Plusieurs barrières viennent retarder voire empêcher le diagnostic de l'infarctus. La première, c'est le patient. Il peut avoir des symptômes atypiques et il ne va pas penser qu'il s'agit d'un infarctus ou d'une menace d'infarctus. Il ne va pas consulter ou il va diriger le médecin vers un diagnostic fantasmé. Il peut par exemple expliquer qu'il a aidé quelqu'un à déménager une semaine plus tôt, ce qui explique sans doute le mal de dos. Et si le médecin est pressé, il ne va pas aller plus loin.
C'est aussi une maladie qui peut n'avoir aucun symptôme. Le patient ne se rend pas compte qu'il fait une crise, il ne va donc pas consulter et passer à côté.
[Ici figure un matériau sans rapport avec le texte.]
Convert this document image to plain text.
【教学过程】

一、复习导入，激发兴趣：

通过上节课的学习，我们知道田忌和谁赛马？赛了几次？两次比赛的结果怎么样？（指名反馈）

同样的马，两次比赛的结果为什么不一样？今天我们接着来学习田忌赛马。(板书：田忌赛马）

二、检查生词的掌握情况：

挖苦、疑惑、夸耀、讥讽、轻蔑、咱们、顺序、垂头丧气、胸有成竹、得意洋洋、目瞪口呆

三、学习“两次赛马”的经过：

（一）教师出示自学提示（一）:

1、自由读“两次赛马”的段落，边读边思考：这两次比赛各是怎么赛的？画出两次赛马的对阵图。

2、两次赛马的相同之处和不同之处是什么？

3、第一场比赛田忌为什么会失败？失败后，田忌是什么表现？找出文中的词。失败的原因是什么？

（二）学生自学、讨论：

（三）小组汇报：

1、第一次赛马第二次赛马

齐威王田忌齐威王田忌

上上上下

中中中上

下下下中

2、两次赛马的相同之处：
La deuxième barrière c'est le diagnostic du médecin...
De temps en temps, malgré la formation, les médecins se font avoir et ne détectent pas le risque d'infarctus. Après une menace d'infarctus, le médecin pratique un électrocardiogramme. S'il constate qu'il est normal et que le patient n'est pas spécialement à risque, il pourra passer à côté du diagnostic.
Comment améliorer les choses?
En France, les patients pensent souvent à appeler un médecin ou les secours lorsqu'ils repèrent certains symptômes. Mais plus les campagnes d'information sont nombreuses et plus les moyens sont importants pour rappeler aux médecins les symptômes, meilleurs seront les diagnostics.
Mais selon moi la priorité est la prévention. Notamment sur le tabagisme et la nutrition, en insistant sur l'importance de privilégier un régime méditerranéen avec des fruits et légumes et de faire du sport. Car la sédentarité favorise le risque d'infarctus.
>> Des symptômes différents chez les femmes ?
Les femmes et les hommes n'éprouvent pas toujours les mêmes symptômes annonciateurs d'une crise cardiaque. Selon la Fédération française de cardiologie, plus de deux tiers des femmes n'éprouvent pas la fameuse douleur thoracique commune chez les hommes. D'autres signes doivent alerter les femmes, soulignent les cardiologues comme une altération de leur état général, une grosse fatigue persistante ou un amaigrissement sans cause apparente, ou encore des symptômes pouvant faire penser à des problèmes digestifs.
"Je ne suis pas certain que les symptômes des femmes soient vraiment différents de ceux des hommes", nuance toutefois Jacques Blacher. "Cependant l'infarctus étant moins fréquent chez les femmes que chez les hommes, bien que les femmes touchées sont de plus en plus nombreuses, les médecins n'y pensent pas systématiquement".